EPA Enforcement Roundup: Week of 10/25
The EPA enforcement actions highlighted below provide insight into how and why the Agency assesses civil penalties for environmental noncompliance. All violations mentioned are alleged unless we indicate otherwise.
We withhold the names of organizations and individuals subject to enforcement to protect their privacy.
WHO: A chemical manufacturer
An international chemical manufacturer agreed to implement $50 million in upgrades and compliance measures at five company facilities in Texas and one in Iowa. The upgrades are expected to eliminate thousands of tons of air pollution and help bring the facilities into compliance with Federal and State air pollution control regulations.
WHERE: Six locations in TX and IA
WHAT: Clean Air Act violations
HOW MUCH: $3.4 million
According to EPA, the facilities failed to properly operate and monitor industrial flares, which resulted in excess emissions of harmful air pollution. The company also allegedly failed to comply with other key operating constraints to ensure the volatile organic compounds (VOCs) and hazardous air pollutants contained in the gases routed to the flares are effectively combusted.

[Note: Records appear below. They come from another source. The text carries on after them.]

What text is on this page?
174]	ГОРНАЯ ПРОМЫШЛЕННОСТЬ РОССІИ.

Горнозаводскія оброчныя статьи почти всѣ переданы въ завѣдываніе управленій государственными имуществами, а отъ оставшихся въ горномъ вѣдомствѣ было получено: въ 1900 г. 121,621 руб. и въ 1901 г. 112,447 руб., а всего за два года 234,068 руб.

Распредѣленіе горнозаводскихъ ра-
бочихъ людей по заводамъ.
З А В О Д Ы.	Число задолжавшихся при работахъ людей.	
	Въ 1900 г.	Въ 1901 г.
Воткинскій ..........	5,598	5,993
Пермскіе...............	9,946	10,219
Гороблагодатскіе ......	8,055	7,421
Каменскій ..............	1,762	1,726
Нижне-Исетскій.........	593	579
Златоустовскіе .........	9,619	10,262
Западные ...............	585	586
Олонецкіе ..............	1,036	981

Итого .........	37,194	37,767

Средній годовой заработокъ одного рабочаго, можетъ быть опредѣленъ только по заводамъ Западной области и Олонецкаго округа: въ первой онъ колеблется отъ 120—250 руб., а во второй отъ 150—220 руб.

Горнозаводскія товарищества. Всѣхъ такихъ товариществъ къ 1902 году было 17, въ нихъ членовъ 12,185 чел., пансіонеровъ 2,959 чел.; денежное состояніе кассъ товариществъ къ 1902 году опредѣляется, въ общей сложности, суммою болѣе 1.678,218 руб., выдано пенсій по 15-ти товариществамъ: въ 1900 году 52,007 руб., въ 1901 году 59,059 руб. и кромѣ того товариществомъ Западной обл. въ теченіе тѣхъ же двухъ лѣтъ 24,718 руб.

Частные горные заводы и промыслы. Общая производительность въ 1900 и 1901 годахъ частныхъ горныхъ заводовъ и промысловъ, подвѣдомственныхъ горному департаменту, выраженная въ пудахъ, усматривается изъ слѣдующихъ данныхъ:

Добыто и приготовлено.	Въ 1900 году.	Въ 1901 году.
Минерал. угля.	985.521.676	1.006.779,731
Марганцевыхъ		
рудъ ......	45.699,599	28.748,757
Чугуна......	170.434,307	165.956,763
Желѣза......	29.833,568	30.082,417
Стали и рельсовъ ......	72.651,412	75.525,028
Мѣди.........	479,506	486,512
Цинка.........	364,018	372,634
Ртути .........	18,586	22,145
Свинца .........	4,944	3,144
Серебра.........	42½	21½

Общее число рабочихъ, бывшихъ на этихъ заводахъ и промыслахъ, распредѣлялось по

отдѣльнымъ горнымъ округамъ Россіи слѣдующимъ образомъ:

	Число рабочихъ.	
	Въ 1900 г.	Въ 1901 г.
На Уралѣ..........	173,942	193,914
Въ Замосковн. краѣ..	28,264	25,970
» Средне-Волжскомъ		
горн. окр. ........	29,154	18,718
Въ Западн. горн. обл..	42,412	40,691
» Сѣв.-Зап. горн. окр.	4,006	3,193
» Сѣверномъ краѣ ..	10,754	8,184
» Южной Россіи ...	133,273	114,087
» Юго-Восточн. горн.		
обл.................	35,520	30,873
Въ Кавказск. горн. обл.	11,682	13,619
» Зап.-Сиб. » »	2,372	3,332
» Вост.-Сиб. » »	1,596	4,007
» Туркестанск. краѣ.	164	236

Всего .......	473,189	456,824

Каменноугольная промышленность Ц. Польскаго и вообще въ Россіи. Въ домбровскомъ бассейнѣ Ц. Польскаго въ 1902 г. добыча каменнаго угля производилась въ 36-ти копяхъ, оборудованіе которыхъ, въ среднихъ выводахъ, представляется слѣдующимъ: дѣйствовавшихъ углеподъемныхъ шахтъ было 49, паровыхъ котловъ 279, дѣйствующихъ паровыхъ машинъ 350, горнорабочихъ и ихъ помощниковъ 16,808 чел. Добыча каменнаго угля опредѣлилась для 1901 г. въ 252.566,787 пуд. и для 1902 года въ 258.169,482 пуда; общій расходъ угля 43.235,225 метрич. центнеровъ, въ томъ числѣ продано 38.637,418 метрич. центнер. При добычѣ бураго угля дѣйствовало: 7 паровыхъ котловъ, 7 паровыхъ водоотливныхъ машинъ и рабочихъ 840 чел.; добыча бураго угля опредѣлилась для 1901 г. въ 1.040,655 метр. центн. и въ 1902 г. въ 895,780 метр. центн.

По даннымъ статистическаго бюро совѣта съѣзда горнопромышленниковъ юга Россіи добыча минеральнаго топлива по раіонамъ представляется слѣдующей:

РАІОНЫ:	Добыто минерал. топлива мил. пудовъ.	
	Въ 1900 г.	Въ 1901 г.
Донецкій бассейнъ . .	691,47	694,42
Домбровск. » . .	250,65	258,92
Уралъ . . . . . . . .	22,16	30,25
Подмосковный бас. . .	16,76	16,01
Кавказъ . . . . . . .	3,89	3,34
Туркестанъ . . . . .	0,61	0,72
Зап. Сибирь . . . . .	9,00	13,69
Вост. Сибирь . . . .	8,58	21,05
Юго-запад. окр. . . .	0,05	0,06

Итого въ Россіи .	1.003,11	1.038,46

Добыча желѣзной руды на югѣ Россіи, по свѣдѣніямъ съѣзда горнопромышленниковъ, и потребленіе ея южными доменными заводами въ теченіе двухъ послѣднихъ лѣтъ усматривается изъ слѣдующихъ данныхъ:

WHO: A specialty pest services firm
In March 2019, a local fire department responded to a fire at a chemical facility related to alleged mismanagement of 177.5 pounds of partially spent pesticide. According to EPA, the pesticide reacted with water in the air to produce hydrogen phosphide gas, or phosphine, which spontaneously ignited. As a result, one person working nearby was taken to the hospital due to phosphine poisoning.
WHERE: Tacoma, WA
WHAT: RCRA and FIFRA violations
HOW MUCH: $214,407
The company has since closed the facility where the incident occurred and agreed to pay $180,000 for RCRA violations and $34,407 to resolve FIFRA violations. RCRA violations include receiving dangerous waste from off-site generators without a permit and storing and/or treating dangerous waste without a permit. The company allegedly violated FIFRA by disregarding the requirements of the pesticide’s label.
WHO: A hazardous waste treatment facility
EPA reached a settlement with a hazardous waste facility for improper management of hazardous waste. EPA conducted an inspection in 2019 and found that the facility violated its State hazardous waste permit by allegedly failing to replace metal tags on equipment used to transfer hazardous waste. These tags are required to help identify equipment regulated under RCRA provisions.
WHERE: San Jose, CA
WHAT: RCRA violations
HOW MUCH: $25,000
In addition, the company allegedly failed to separate containers of incompatible hazardous waste during storage, which can lead to employee injuries or a release to the environment through fire or explosion.